On their menu, you’ll have small plates such as low smoked brisket rolls, koji cured beetroot, and a smokehouse sausage board. For mains, a carnivorous delight; baby back ribs, ribeye, T-Bone, lamb chops, wood grilled fish of the day, and more. Seeing as it’s a smokehouse, most things are smoked, to include smoked leeks in miso broth, and even smoked oysters! I highly recommend Elbow Lane for meat lovers who want somewhere central and charismatic in Cork city.
Address: Plunkett Street, Cork City
Hours: 7 Days a Week, 5 – 10 pm.
3. Ichigo Ichie
€€€ | Michelin Star | Small Restaurant | Sushi | Cork City
Ichigo Ichie is a stunning Japanese restaurant that serves outstanding sushi in Cork city. It’s really one-of-a-kind in Ireland. Head chef, Chef Miyazaki originally hails from Japan and has decades of experience under his belt, whilst bringing new and original flavors to the public. The modern restaurant is tiny (perhaps only a 10 seater), so make sure to book well in advance before you get to Ireland.
In terms of sushi, you have the finest of things, like fig with sea urchin and sour cream miso, foie gras with port, egg dashi pots, and so forth. Heads up though, if you’re allergic to nuts, a lot of dishes might not be suitable for you (chefs frequently like to use nuts at Ichigo Ichie). Overall, this is an intimate place where you can really get to know the Itamae on a personal level, as they prepare your delicacies.

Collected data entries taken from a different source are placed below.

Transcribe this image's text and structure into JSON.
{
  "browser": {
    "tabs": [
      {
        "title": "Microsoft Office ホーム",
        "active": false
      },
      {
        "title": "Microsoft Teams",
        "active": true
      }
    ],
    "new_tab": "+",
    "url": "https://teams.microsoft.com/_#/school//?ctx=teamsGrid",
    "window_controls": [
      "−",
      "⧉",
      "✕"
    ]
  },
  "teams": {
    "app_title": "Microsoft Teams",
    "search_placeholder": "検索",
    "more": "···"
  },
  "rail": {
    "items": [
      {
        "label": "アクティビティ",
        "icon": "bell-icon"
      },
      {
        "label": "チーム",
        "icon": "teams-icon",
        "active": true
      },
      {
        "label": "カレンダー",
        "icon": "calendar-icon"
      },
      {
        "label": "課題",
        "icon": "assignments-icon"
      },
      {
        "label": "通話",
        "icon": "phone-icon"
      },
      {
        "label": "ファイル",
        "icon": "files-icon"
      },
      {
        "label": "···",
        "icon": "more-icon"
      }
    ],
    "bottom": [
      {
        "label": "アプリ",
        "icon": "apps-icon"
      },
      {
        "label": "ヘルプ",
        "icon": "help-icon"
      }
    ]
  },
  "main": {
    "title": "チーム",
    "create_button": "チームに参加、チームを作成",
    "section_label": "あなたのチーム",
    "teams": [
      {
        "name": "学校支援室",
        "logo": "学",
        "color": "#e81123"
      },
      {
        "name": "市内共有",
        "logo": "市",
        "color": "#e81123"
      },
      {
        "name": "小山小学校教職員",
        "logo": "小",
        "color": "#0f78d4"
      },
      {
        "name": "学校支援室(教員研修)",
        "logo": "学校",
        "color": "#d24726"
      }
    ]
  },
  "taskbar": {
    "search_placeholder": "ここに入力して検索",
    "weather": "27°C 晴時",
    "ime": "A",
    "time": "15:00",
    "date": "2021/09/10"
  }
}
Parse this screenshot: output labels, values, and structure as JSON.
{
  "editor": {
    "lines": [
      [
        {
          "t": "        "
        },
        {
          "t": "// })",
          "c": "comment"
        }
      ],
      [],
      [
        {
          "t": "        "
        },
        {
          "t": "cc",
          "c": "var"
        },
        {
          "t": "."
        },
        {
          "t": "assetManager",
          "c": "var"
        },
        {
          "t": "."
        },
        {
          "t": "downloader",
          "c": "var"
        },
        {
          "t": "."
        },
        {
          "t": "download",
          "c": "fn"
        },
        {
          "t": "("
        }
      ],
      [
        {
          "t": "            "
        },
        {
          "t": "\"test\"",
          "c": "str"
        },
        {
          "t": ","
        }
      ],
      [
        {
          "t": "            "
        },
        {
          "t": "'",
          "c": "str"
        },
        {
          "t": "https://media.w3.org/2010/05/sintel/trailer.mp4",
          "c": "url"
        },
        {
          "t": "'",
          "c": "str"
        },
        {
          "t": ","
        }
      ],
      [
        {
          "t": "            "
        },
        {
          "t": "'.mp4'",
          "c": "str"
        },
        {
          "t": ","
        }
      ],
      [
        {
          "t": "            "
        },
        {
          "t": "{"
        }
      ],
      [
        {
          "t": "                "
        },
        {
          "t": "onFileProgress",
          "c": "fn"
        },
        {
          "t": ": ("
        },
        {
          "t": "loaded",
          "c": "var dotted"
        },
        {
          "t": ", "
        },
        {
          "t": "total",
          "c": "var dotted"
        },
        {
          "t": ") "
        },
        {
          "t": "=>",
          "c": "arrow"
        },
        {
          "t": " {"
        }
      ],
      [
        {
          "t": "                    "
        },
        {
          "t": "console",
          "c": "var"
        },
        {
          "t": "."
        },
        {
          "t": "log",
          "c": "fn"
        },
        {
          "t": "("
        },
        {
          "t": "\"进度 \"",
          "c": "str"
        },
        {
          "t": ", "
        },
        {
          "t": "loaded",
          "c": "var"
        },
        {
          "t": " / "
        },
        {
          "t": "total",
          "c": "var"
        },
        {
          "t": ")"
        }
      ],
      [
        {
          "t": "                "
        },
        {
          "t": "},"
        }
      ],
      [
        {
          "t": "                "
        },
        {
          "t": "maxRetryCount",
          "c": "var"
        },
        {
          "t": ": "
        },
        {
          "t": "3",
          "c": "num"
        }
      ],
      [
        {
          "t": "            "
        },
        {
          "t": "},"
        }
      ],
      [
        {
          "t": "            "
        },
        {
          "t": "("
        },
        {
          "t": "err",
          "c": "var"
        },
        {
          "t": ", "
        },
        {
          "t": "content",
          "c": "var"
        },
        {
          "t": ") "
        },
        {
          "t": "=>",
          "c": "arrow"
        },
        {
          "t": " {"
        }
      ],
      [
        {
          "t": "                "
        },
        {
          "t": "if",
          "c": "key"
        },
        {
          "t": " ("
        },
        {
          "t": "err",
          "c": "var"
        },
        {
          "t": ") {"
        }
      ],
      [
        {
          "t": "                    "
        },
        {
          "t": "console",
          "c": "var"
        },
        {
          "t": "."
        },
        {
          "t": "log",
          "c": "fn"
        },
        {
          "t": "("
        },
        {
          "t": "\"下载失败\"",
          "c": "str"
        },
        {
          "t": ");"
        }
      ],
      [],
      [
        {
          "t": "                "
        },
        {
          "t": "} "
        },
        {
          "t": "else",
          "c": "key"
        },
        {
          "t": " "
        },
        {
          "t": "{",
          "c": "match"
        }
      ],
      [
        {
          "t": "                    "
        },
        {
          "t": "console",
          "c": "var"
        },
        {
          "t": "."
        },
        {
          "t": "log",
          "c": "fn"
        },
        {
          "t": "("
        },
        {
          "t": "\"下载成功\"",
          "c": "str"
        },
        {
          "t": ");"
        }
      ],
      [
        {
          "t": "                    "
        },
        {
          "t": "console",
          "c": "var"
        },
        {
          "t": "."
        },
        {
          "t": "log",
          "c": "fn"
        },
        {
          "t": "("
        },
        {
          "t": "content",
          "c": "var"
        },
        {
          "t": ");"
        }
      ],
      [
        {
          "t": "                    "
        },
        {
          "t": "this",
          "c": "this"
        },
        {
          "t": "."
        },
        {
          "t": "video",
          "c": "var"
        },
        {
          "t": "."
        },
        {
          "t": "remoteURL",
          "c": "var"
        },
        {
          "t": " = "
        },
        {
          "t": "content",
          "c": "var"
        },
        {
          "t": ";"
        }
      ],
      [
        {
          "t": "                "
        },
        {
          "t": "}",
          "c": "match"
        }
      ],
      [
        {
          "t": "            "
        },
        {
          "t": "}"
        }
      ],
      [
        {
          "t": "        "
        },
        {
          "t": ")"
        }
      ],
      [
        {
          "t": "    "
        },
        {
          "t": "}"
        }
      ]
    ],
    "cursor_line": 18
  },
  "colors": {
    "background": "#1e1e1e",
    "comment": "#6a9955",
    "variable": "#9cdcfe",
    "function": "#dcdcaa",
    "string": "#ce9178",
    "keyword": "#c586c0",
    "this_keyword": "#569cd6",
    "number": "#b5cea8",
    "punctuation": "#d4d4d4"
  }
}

Address: Sheares Street, Cork City
Hours: Tuesday to Saturday from 6 pm.
€€ | Fine Dining | European Food | Outdoor Seating | Victorian Quarter, Cork City
Greene’s is located in a beautiful courtyard in the Victorian Quarter of Cork city. The main attraction is for the outdoor seating, which has raised wooden decking over a waterfall and a Japanese style pond. There’s also a stone floored area that has more of an Irish barn feel. A plus at Greene’s is that the food is also terrific.
They have a few menus that average out at approx. €52 for three courses (p/p). The “Prix Fix” menu has dishes like crab and seaweed mousse, free range pork belly, or west cork lamb done two ways. Their lunch menu serves items such as feather blade of beef, pan fried hake, and lemon parfait. The food is certainly “fine dining” here, but not as inventive or experimental as others on this list. However, the restaurant setting and the vibe is unparalleled. It’s reliable and the setting makes for lasting memories. That’s why it’s at number two.
Hours: Closed Monday to Wednesday. Thursday to Sunday 7.30 – 10.30 am, 5 – 9 pm.
€€€ | Michelin Star | Casual Fine Dining | Kinsale, Cork
Anyone who knows about food in Ireland already knows about Bastion. The Michelin starred restaurant resides in the most visited town in rural Cork (Kinsale) and it’s an absolute necessity to visit, if you take your food seriously.
First off, the dining isn’t stuffy. Think more romantic and candlelit. Secondly, they have a simple, eight course tasting menu with dishes like scarlet prawn, seaweed cooked potato with oil poached trout, and broccoli veloute. They even have an entire eight course vegetarian menu with cauliflower madras, caramelised milk, and other recipes that are equally as defying in the laws of gravity. A night here is an experience, and one that you’ve walk away from thinking about for days. You literally can’t visit Kinsale and leave without being able to say you’ve been to Bastion! It’s an exemplar of modern Michelin cuisine.
Address: Kinsale, Cork
Hours: Closed Monday and Tuesday. Wednesday to Sunday 5 – 11 pm.